House prices are set to continue to rise in 2014, but there is no ‘bubble’ yet, according to a report from the UK’s largest mortgage lender.
In its forecast for 2014, the Halifax has said house prices will rise by 4% – 8% during 2014, whilst it expects Bank base rate to remain at 0.5% for the rest of the year.
Supported by an improving economy and low interest rates, the bank expects growth in 2014 to be broadly the same as 2013, with on-going pressure on household finances and increasing supply of housing keeping a check on prices.
Commenting on the figures, Martin Ellis, Housing Economist at the Halifax, said: “The housing market has been stronger than expected during 2013. Higher demand, combined with an insufficient rise in housing supply, has resulted in increases in house prices and higher activity this year. Low interest rates, and higher consumer confidence due to the increasing evidence that a sustainable economic recovery may now be underway, are helping to stimulate housing demand. Schemes, such as Funding for Lending and Help to Buy, also appear to have boosted demand.”
“Nationally, house prices have increased by 7% in the first 11 months of the year. Activity has also picked up with transactions likely to exceed one million for the first time since 2007.”
House prices on 2015
Looking even further forward, the Halifax predicts more subdued house price rises from 2015 onwards, with increased supply, possible interest rate rises and pressure on wages, taking full effect. It is also possible the Government’s Help to Buy scheme could also have been withdrawn by 2015.
No house price bubble
Many housing experts and even some politicians in the coalition government have voiced concerns that we are heading into another housing ‘bubble’, such as that last seen before the financial crisis. However, the Halifax says: “There is little current sign of the excessive behaviour associated with a house price bubble.

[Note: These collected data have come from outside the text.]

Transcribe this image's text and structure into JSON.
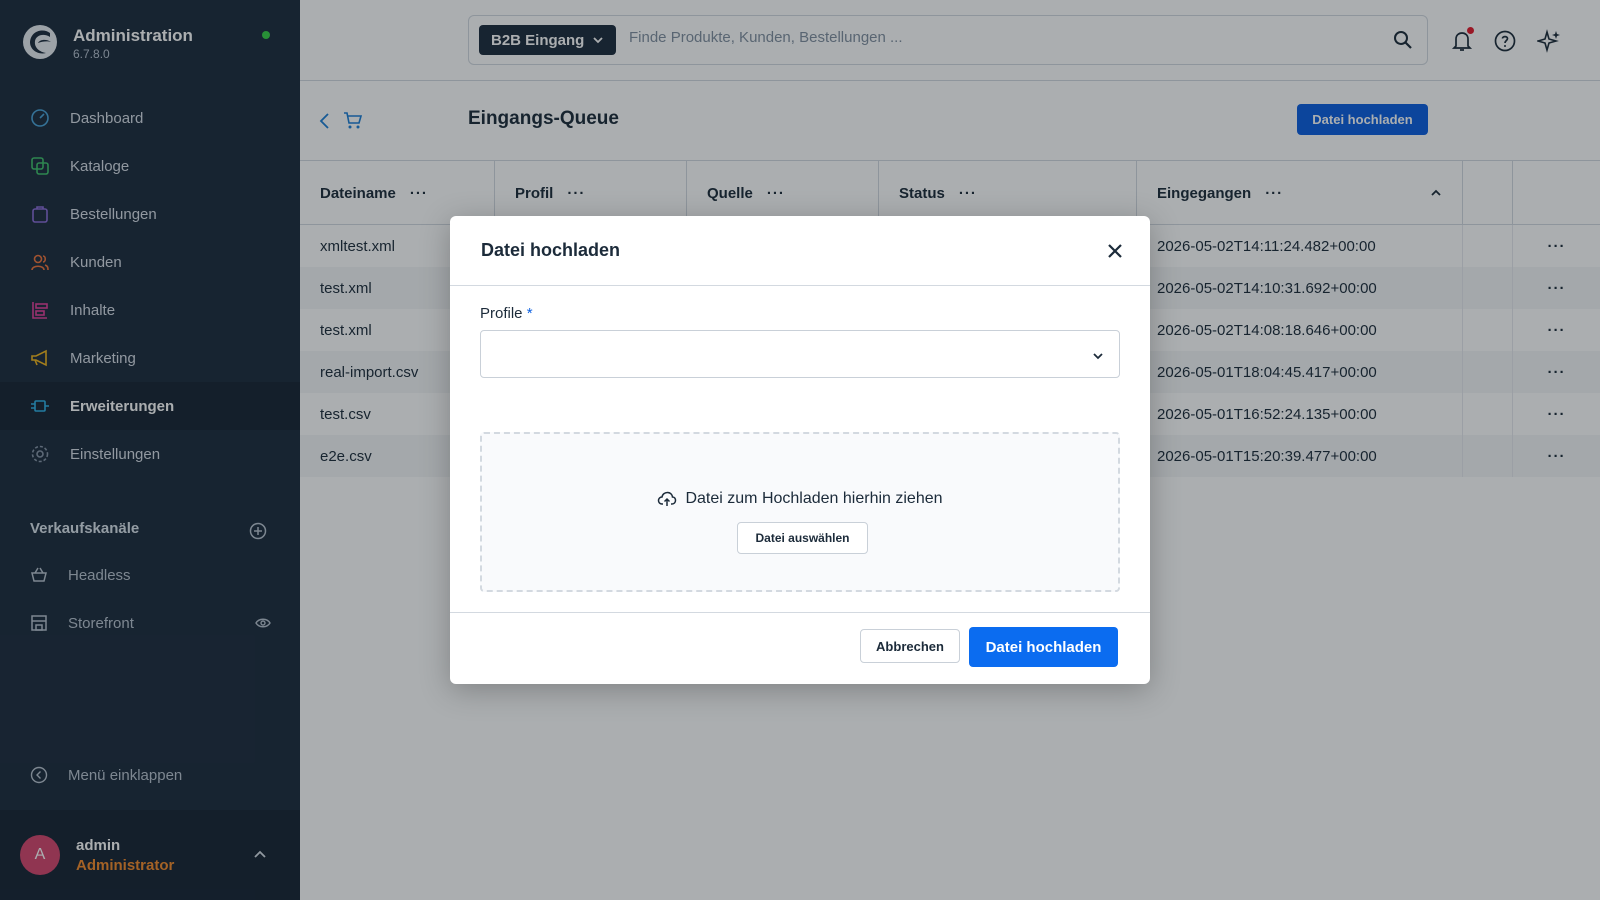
{
  "app": {
    "title": "Administration",
    "version": "6.7.8.0",
    "accent": "#0b5fe0"
  },
  "sidebar": {
    "items": [
      {
        "label": "Dashboard",
        "icon": "gauge-icon",
        "color": "#4aa4d9"
      },
      {
        "label": "Kataloge",
        "icon": "catalog-icon",
        "color": "#3fc26b"
      },
      {
        "label": "Bestellungen",
        "icon": "shopping-bag-icon",
        "color": "#8b6cd8"
      },
      {
        "label": "Kunden",
        "icon": "users-icon",
        "color": "#f0743b"
      },
      {
        "label": "Inhalte",
        "icon": "content-icon",
        "color": "#e3409c"
      },
      {
        "label": "Marketing",
        "icon": "megaphone-icon",
        "color": "#f2b51d"
      },
      {
        "label": "Erweiterungen",
        "icon": "plug-icon",
        "color": "#2fb2e8"
      },
      {
        "label": "Einstellungen",
        "icon": "gear-icon",
        "color": "#8796a8"
      }
    ],
    "active_index": 6,
    "sales_channels_title": "Verkaufskanäle",
    "sales_channels": [
      {
        "label": "Headless",
        "icon": "basket-icon"
      },
      {
        "label": "Storefront",
        "icon": "storefront-icon"
      }
    ],
    "collapse_label": "Menü einklappen",
    "user": {
      "initial": "A",
      "name": "admin",
      "role": "Administrator"
    }
  },
  "topbar": {
    "scope": "B2B Eingang",
    "search_placeholder": "Finde Produkte, Kunden, Bestellungen ..."
  },
  "page": {
    "title": "Eingangs-Queue",
    "upload_button": "Datei hochladen"
  },
  "grid": {
    "columns": [
      "Dateiname",
      "Profil",
      "Quelle",
      "Status",
      "Eingegangen"
    ],
    "rows": [
      {
        "file": "xmltest.xml",
        "received": "2026-05-02T14:11:24.482+00:00"
      },
      {
        "file": "test.xml",
        "received": "2026-05-02T14:10:31.692+00:00"
      },
      {
        "file": "test.xml",
        "received": "2026-05-02T14:08:18.646+00:00"
      },
      {
        "file": "real-import.csv",
        "received": "2026-05-01T18:04:45.417+00:00"
      },
      {
        "file": "test.csv",
        "received": "2026-05-01T16:52:24.135+00:00"
      },
      {
        "file": "e2e.csv",
        "received": "2026-05-01T15:20:39.477+00:00"
      }
    ],
    "row_menu": "···",
    "col_menu": "···"
  },
  "modal": {
    "title": "Datei hochladen",
    "profile_label": "Profile",
    "required_mark": "*",
    "profile_value": "",
    "dropzone_text": "Datei zum Hochladen hierhin ziehen",
    "choose_file": "Datei auswählen",
    "cancel": "Abbrechen",
    "submit": "Datei hochladen"
  }
}
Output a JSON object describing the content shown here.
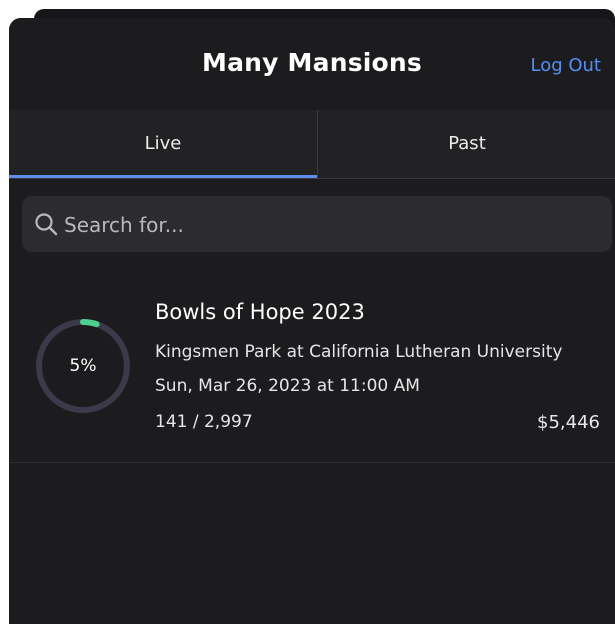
{
  "header": {
    "title": "Many Mansions",
    "logout_label": "Log Out"
  },
  "tabs": [
    {
      "label": "Live",
      "active": true
    },
    {
      "label": "Past",
      "active": false
    }
  ],
  "search": {
    "placeholder": "Search for...",
    "value": ""
  },
  "events": [
    {
      "name": "Bowls of Hope 2023",
      "venue": "Kingsmen Park at California Lutheran University",
      "date": "Sun, Mar 26, 2023 at 11:00 AM",
      "count": "141 / 2,997",
      "amount": "$5,446",
      "progress_label": "5%",
      "progress_fraction": 0.05
    }
  ],
  "colors": {
    "background": "#1c1c1e",
    "accent": "#4f8ff7",
    "tab_indicator": "#5b8ee8",
    "progress": "#4cd08d",
    "progress_track": "#3a3a4a"
  },
  "icons": {
    "search": "magnifier-icon",
    "progress": "progress-ring"
  }
}
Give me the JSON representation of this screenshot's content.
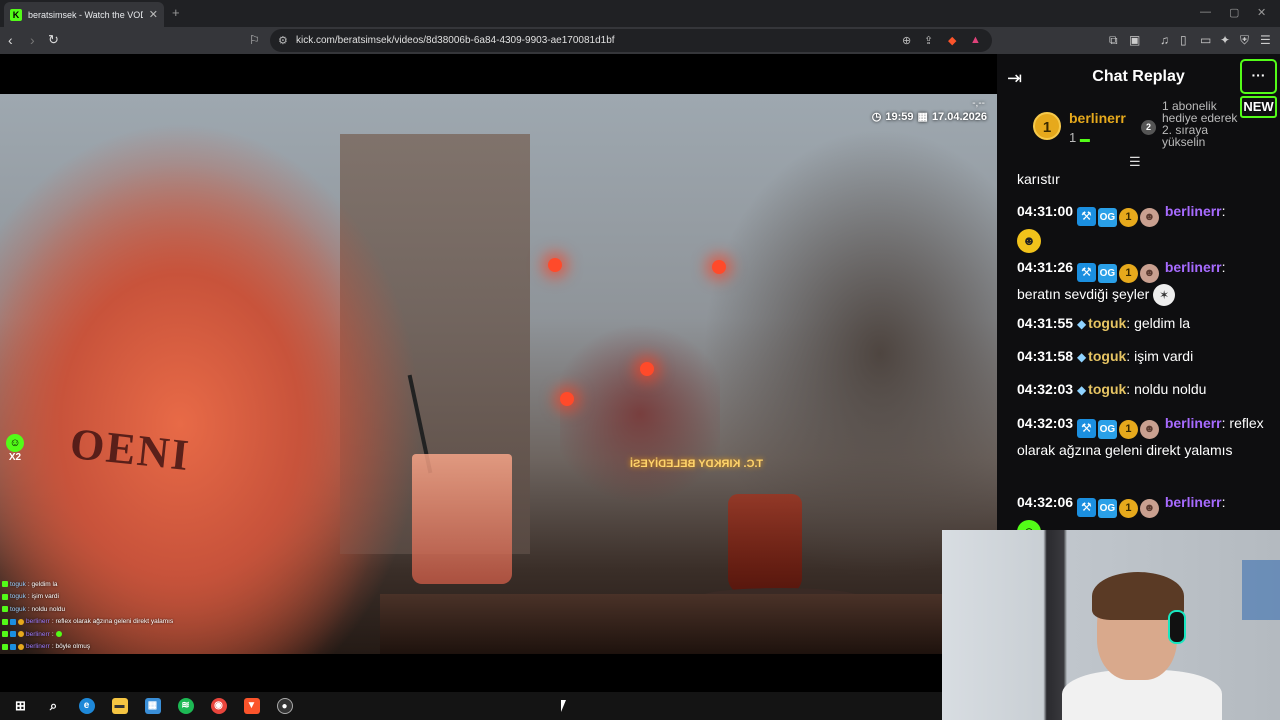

The authorities are also on guard to take action in the event of signs of overheating.”
Martin Ellis, again: “Despite the recent gains, house prices remain 12% below their August 2007 peak and transactions in 2013 are still around a third below the average for 2006 and 2007. House prices are also lower in relation to earnings with the average price currently 4.8 times average annual earnings compared with a multiple of 5.8 in 2007.”